A Times spokeswoman, Danielle Rhoades-Ha, also did not answer when asked by Breitbart News about structural reforms that may be necessary as a result of this mistake.
|Jews leading the blind Winston Churchill.|
(A Nazi propaganda cartoon during WW2)
The New York Times has not fired or held anyone accountable for its decision to publish an antisemitic cartoon in its international edition. Yair Netanyahu, the Israeli prime minister’s son, also ripped the Times in an exclusive for Breitbart News.
Even so, despite the criticism, the Times held on for more than a full day after the initial retraction without an apology–and without any transparency about what was happening inside the newspaper and why this happened in the first place.
But now, with this latest statement on Sunday–three days after the publication of the antisemitic image and a full more than 24 hours after the initial retraction–the Times is finally openly apologizing for its actions and announcing an internal review and “significant changes” to its editorial process to come.
New York Times Opinion: We apologize for the anti-Semitic cartoon we published. Here’s our statement.
“We are deeply sorry for the publication of an anti-Semitic political cartoon last Thursday in the print edition of The New York Times that circulates outside of the United States, and we are committed to making sure nothing like this happens again,” the New York Times said in a statement.
The Times continued: “Such imagery is always dangerous, and at a time when anti-Semitism is on the rise worldwide, it’s all the more unacceptable. We have investigated how this happened and learned that, because of a faulty process, a single editor working without adequate oversight downloaded the syndicated cartoon and made the decision to include it on the Opinion page. The matter remains under review, and we are evaluating our internal processes and training. We anticipate significant changes.”

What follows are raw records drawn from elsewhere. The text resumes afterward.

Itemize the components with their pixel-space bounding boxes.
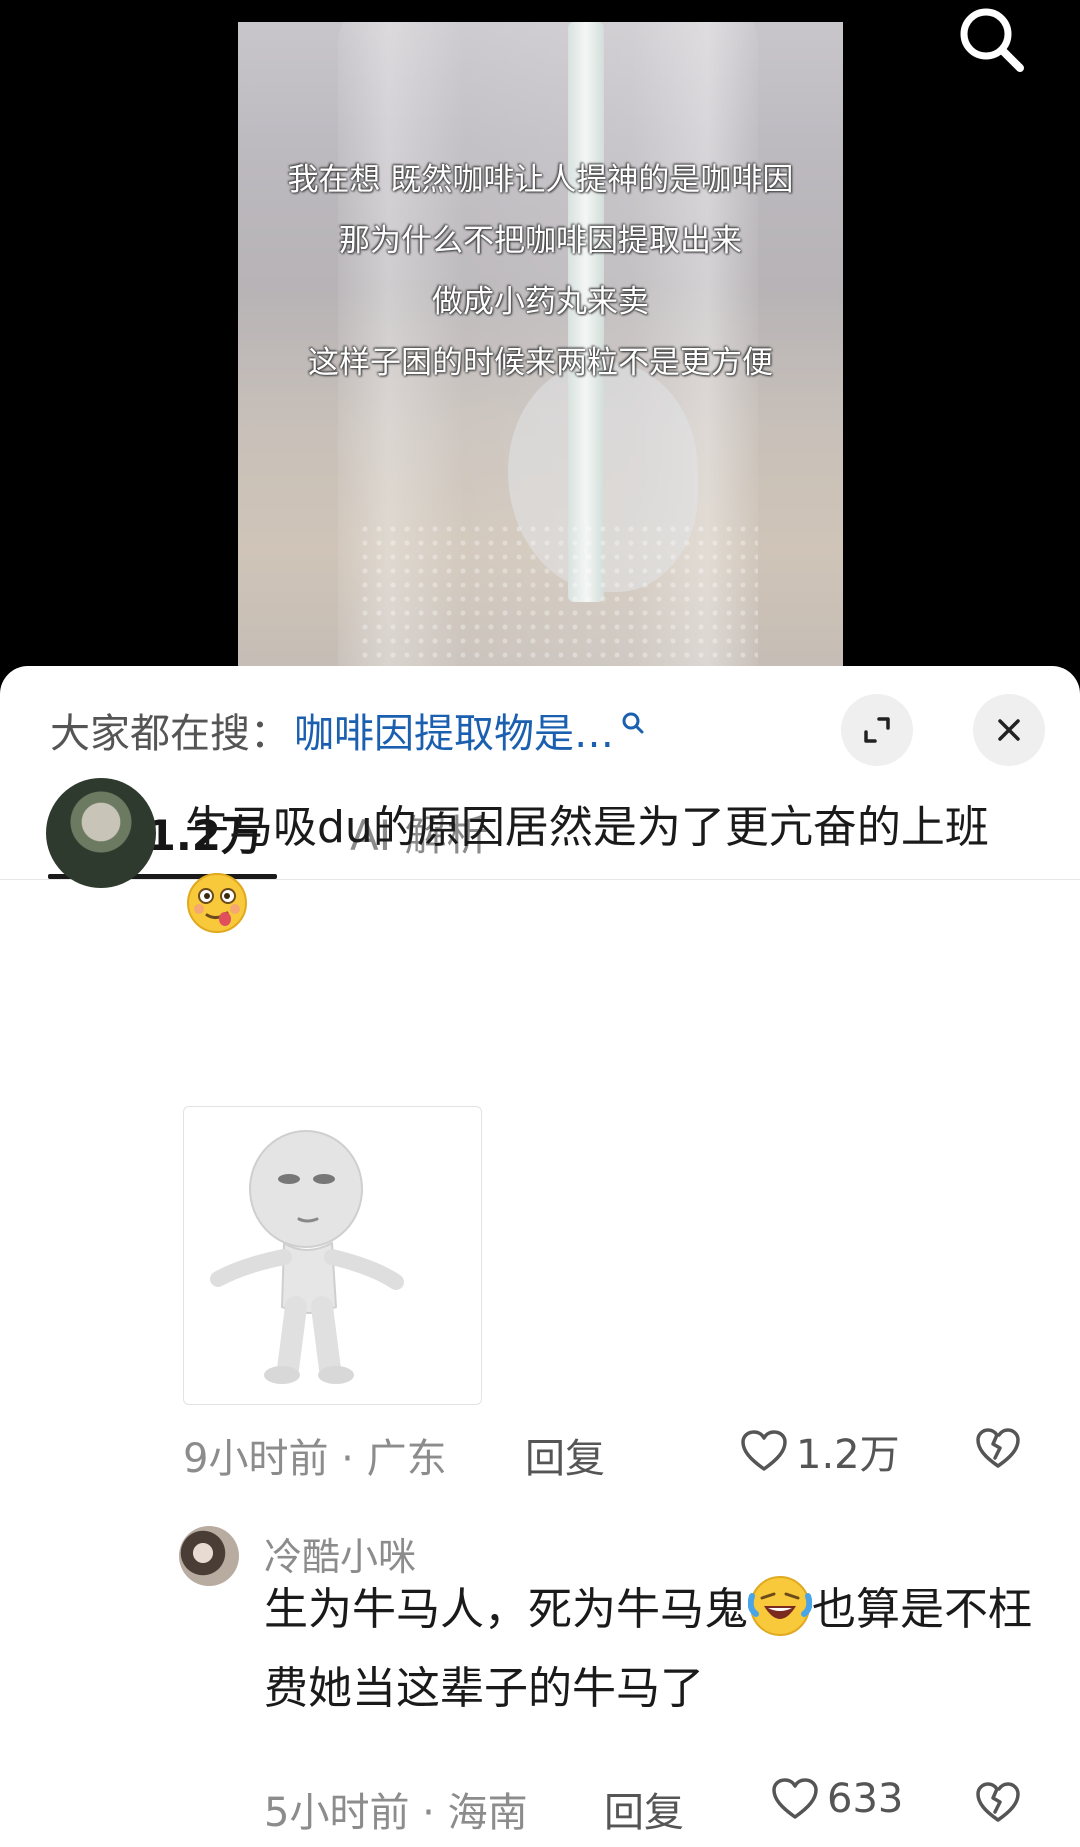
search-icon[interactable] [950, 0, 1030, 80]
expand-button[interactable] [841, 694, 913, 766]
woozy-face-emoji-icon [187, 873, 247, 933]
rolling-laughing-emoji-icon [748, 1576, 812, 1636]
broken-heart-icon[interactable] [975, 1782, 1021, 1824]
comment-text[interactable]: 生为牛马人，死为牛马鬼 也算是不枉费她当这辈子的牛马了 [264, 1570, 1054, 1728]
avatar[interactable] [179, 1526, 239, 1586]
trending-query-link[interactable]: 咖啡因提取物是… [294, 701, 614, 759]
close-icon[interactable] [993, 714, 1025, 746]
comment-time-location: 5小时前 · 海南 [264, 1790, 528, 1836]
reply-button[interactable]: 回复 [604, 1780, 684, 1838]
trending-search-bar[interactable]: 大家都在搜： 咖啡因提取物是… [50, 700, 646, 760]
like-button[interactable]: 1.2万 [740, 1422, 900, 1480]
video-caption: 我在想 既然咖啡让人提神的是咖啡因 那为什么不把咖啡因提取出来 做成小药丸来卖 … [238, 150, 843, 394]
avatar[interactable] [46, 778, 156, 888]
video-player[interactable]: 我在想 既然咖啡让人提神的是咖啡因 那为什么不把咖啡因提取出来 做成小药丸来卖 … [0, 0, 1080, 690]
like-count: 633 [827, 1776, 904, 1822]
video-frame[interactable]: 我在想 既然咖啡让人提神的是咖啡因 那为什么不把咖啡因提取出来 做成小药丸来卖 … [238, 22, 843, 682]
comment-time-location: 9小时前 · 广东 [183, 1436, 447, 1482]
comment-body: 牛马吸du的原因居然是为了更亢奋的上班 [185, 802, 989, 853]
like-count: 1.2万 [796, 1432, 900, 1478]
dislike-button[interactable] [975, 1782, 1021, 1834]
video-caption-line: 我在想 既然咖啡让人提神的是咖啡因 [287, 162, 794, 198]
video-bubbles [358, 522, 758, 662]
reply-button[interactable]: 回复 [525, 1426, 605, 1484]
comment-sheet: 大家都在搜： 咖啡因提取物是… 评论 1.2万 AI 解析 牛马吸du的原因居然… [0, 666, 1080, 1847]
dislike-button[interactable] [975, 1428, 1021, 1480]
comment-sticker-image[interactable] [183, 1106, 482, 1405]
trending-label: 大家都在搜： [50, 711, 290, 757]
search-button[interactable] [950, 0, 1030, 80]
expand-icon[interactable] [859, 712, 895, 748]
video-caption-line: 这样子困的时候来两粒不是更方便 [308, 345, 773, 381]
heart-icon[interactable] [740, 1429, 788, 1473]
small-search-icon[interactable] [620, 710, 646, 736]
video-caption-line: 那为什么不把咖啡因提取出来 [339, 223, 742, 259]
close-button[interactable] [973, 694, 1045, 766]
white-figure-sticker [210, 1130, 404, 1384]
comment-text[interactable]: 牛马吸du的原因居然是为了更亢奋的上班 [185, 788, 1045, 946]
like-button[interactable]: 633 [771, 1776, 903, 1822]
heart-icon[interactable] [771, 1777, 819, 1821]
broken-heart-icon[interactable] [975, 1428, 1021, 1470]
comment-body: 生为牛马人，死为牛马鬼 [264, 1584, 748, 1635]
video-caption-line: 做成小药丸来卖 [432, 284, 649, 320]
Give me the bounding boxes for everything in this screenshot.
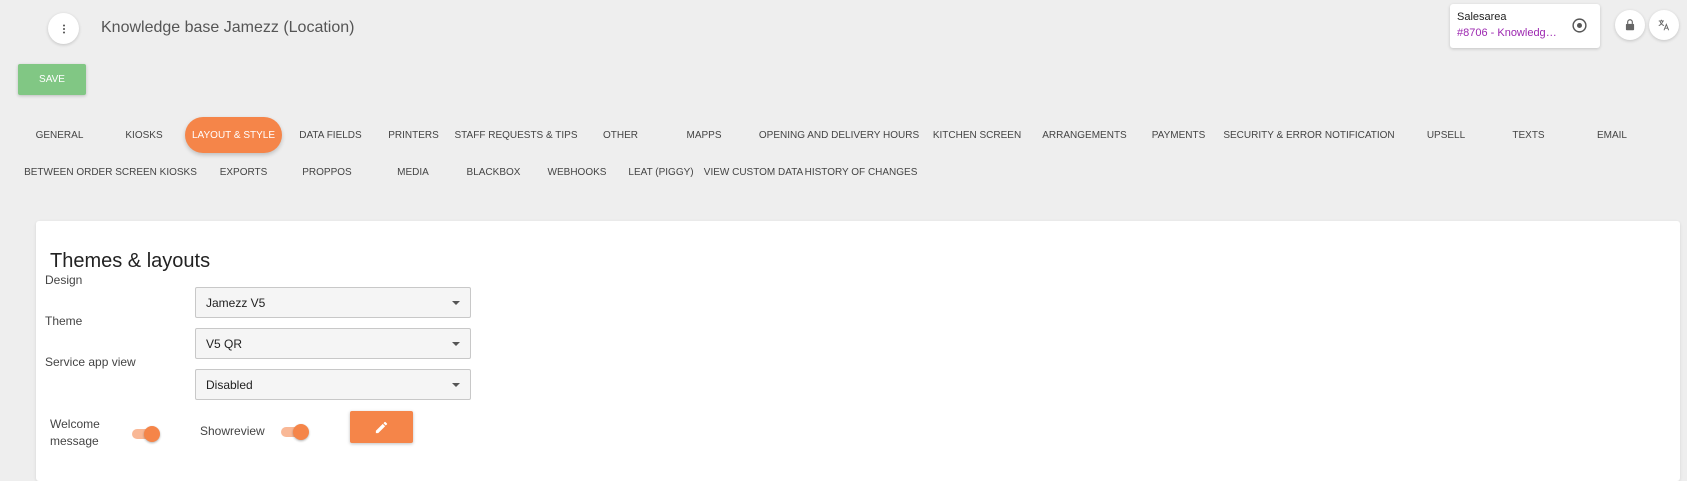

The Times has still not identified who that “single editor” was who somehow made the decision, unilaterally, to publish this cartoon–or whether that person has been held accountable in any way, especially whether that person still works for the Times.
The Times has also not stated whether anyone else should have been involved in the oversight process before the issue went to print, and whether anyone dropped the ball–and it has not stated what exactly is wrong with its internal processes and what changes are coming. Rhoades-Ha has still not answered any of these questions and more.
But the fact that the Times is now apologizing after initially refusing to do so, and announcing an internal review of its editorial processes that presumably if the publication believes in journalistic integrity as it says it does would be made public in its entirety upon conclusion of the review, shows just how serious a mistake this was for the so-called newspaper of record.